Glioblastoma is a particularly aggressive brain cancer with a very low survival rate. But exciting new research suggests a common vitamin could help patients with glioblastoma.
University of Calgary oncologist Dr. Gloria Roldan-Urgoiti, MD, and neuroscientist Dr. Wee Yong, Ph.D., are leading a Phase I-II clinical trial in patients with glioblastoma to evaluate the effectiveness and safety of niacin (vitamin B3) being added to first-line radiotherapy and chemotherapy. The Neuro-Oncology team, headed by Dr. Paula de Robles, MD, at the Tom Baker Cancer Centre is currently enrolling patients.

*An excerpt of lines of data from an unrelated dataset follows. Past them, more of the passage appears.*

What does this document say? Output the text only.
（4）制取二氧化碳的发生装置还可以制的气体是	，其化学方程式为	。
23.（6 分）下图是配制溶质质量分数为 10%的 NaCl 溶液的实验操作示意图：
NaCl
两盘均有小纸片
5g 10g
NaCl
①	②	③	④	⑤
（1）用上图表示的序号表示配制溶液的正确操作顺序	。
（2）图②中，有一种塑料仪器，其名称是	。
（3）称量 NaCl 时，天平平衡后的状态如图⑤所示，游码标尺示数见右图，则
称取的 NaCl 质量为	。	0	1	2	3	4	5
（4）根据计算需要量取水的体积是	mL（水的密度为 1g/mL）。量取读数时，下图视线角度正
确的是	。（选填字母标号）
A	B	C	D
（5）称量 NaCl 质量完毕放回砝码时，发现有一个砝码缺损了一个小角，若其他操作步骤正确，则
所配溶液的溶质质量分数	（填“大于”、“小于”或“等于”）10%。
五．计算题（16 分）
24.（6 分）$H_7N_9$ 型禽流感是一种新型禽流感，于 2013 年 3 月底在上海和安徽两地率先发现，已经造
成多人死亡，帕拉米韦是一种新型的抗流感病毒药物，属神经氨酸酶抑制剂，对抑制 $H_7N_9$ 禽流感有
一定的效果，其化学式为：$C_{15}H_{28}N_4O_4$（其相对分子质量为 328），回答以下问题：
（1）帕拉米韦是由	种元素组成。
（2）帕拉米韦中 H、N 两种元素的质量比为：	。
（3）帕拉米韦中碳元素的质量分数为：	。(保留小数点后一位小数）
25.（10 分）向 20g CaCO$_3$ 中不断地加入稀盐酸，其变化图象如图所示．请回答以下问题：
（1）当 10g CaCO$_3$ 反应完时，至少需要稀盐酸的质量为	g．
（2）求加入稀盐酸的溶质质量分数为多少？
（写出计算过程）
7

Earlier work from Yong’s team, including Dr. Susobahn Sarkar, Ph.D., showed that niacin could stimulate the brain’s immune cells, microglia, to stop tumour growth and potentially save lives. “To me, to OWN. CANCER means we are winning the battle of the brain, where brain immune cells are directed towards conquering brain cancer,” says Yong.
Roldan Urgoiti and Yong believe collaboration is key to transforming how cancer is treated in the future. “The new Calgary Cancer Centre will facilitate communication between different specialists and researchers that need to work together for the benefit of patients diagnosed with cancer and their families,” says Roldan-Urgoiti.